On how to avoid exacerbating spurious correlations when models are overparameterized
This addresses fairness issues in machine learning for imbalanced data, providing theoretical guarantees for minority groups, though it is incremental by extending bounds to more general models and extreme imbalance scenarios.
The paper tackles the problem of overparameterized models exacerbating spurious correlations in imbalanced classification datasets, proving that the VS-loss can achieve fair performance for minorities even with strong spurious features, while other heuristics like weighted CE and LA-loss may fail dramatically.

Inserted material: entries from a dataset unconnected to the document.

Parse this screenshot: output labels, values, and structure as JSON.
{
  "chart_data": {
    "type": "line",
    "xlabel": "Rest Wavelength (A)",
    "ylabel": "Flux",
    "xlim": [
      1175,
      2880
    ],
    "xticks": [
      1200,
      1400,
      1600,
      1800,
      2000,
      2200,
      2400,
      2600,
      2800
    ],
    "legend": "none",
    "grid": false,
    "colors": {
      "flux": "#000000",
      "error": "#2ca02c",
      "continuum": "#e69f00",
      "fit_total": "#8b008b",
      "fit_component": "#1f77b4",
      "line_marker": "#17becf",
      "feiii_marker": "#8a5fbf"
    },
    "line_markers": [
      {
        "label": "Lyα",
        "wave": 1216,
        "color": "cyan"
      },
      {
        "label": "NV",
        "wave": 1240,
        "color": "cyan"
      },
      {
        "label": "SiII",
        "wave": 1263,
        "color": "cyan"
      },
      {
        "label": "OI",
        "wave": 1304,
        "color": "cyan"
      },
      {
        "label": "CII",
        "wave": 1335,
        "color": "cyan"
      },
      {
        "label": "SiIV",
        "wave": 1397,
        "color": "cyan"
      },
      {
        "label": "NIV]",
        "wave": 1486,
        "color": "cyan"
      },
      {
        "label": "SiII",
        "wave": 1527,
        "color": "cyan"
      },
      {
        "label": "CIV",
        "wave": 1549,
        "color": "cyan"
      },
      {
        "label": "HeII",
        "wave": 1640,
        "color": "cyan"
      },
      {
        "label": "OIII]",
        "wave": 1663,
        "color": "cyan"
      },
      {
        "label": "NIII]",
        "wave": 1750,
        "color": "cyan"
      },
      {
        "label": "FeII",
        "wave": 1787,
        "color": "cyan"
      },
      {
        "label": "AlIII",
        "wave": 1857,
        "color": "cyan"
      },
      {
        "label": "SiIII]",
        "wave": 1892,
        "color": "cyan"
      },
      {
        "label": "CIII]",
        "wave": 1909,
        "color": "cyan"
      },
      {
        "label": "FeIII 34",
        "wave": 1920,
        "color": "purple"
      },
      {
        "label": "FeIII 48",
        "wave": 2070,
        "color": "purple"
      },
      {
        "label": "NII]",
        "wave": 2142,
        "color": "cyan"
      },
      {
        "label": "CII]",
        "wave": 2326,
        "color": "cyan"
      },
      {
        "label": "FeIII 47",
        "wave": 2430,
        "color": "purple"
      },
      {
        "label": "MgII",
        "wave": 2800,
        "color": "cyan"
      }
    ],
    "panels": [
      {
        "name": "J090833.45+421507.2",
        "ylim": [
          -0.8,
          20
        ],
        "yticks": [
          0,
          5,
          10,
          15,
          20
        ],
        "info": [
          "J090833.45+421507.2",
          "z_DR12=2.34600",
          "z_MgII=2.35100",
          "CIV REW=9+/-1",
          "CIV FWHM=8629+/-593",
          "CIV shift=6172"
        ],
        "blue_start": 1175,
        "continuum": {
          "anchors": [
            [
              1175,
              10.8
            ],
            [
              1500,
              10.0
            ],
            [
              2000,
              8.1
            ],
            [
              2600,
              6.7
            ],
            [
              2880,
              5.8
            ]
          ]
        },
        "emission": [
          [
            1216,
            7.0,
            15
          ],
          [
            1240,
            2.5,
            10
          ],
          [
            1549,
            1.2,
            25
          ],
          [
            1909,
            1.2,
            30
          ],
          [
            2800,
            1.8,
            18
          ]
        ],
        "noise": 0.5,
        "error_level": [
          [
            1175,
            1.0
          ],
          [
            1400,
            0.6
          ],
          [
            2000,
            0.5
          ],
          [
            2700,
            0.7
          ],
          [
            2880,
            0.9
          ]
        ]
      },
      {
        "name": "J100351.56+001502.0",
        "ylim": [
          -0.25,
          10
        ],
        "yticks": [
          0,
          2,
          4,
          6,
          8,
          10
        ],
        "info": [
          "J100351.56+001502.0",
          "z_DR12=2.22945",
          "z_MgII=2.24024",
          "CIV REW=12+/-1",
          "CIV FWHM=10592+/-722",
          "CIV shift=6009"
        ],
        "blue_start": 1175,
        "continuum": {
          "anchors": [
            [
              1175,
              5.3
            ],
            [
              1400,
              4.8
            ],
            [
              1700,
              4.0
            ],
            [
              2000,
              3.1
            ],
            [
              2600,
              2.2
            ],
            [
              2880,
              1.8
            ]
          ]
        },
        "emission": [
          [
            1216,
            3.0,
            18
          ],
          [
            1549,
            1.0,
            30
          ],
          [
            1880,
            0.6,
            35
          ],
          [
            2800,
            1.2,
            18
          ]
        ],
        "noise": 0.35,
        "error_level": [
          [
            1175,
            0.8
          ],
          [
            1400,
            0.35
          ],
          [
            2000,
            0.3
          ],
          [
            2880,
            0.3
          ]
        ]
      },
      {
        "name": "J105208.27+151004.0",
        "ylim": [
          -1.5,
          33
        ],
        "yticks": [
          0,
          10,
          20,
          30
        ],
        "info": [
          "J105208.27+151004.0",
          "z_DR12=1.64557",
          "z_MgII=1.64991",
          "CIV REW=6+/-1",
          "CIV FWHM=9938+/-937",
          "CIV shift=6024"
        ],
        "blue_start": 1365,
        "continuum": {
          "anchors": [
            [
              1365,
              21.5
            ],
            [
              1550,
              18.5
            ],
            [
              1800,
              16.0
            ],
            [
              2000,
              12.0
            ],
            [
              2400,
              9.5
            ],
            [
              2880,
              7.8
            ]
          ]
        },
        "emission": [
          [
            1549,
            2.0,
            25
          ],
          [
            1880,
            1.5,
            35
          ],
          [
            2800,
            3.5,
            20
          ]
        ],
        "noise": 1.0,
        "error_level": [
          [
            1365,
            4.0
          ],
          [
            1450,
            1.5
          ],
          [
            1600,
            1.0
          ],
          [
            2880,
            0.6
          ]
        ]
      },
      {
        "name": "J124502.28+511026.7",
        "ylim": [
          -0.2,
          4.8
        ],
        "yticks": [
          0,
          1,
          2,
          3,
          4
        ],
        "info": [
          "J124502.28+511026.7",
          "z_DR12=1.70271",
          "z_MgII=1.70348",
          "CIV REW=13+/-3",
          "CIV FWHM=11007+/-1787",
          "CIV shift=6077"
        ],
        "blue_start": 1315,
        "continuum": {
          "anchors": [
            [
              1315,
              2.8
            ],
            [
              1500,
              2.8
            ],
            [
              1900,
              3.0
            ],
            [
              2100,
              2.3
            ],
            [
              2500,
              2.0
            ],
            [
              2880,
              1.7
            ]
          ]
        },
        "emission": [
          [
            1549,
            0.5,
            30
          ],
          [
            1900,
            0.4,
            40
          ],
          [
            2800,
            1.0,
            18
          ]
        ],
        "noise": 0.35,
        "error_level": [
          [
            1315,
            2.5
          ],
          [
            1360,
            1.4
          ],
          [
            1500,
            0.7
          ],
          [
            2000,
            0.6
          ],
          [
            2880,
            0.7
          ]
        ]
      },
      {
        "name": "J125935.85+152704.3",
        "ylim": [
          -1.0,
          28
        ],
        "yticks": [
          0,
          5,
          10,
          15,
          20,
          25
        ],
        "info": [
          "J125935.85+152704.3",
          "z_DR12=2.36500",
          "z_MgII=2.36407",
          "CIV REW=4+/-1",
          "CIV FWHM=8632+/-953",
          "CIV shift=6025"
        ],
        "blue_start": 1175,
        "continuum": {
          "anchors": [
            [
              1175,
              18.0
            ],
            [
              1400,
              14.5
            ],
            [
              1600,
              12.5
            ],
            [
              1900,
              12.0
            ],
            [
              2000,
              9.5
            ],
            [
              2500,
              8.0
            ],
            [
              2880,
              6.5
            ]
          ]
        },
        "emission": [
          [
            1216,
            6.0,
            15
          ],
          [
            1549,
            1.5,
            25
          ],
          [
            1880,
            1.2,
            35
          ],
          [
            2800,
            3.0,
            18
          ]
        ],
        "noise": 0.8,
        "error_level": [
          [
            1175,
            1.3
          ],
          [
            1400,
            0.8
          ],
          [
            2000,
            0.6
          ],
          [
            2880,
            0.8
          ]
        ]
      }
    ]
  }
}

Overparameterized models fail to generalize well in the presence of data imbalance even when combined with traditional techniques for mitigating imbalances. This paper focuses on imbalanced classification datasets, in which a small subset of the population -- a minority -- may contain features that correlate spuriously with the class label. For a parametric family of cross-entropy loss modifications and a representative Gaussian mixture model, we derive non-asymptotic generalization bounds on the worst-group error that shed light on the role of different hyper-parameters. Specifically, we prove that, when appropriately tuned, the recently proposed VS-loss learns a model that is fair towards minorities even when spurious features are strong. On the other hand, alternative heuristics, such as the weighted CE and the LA-loss, can fail dramatically. Compared to previous works, our bounds hold for more general models, they are non-asymptotic, and, they apply even at scenarios of extreme imbalance.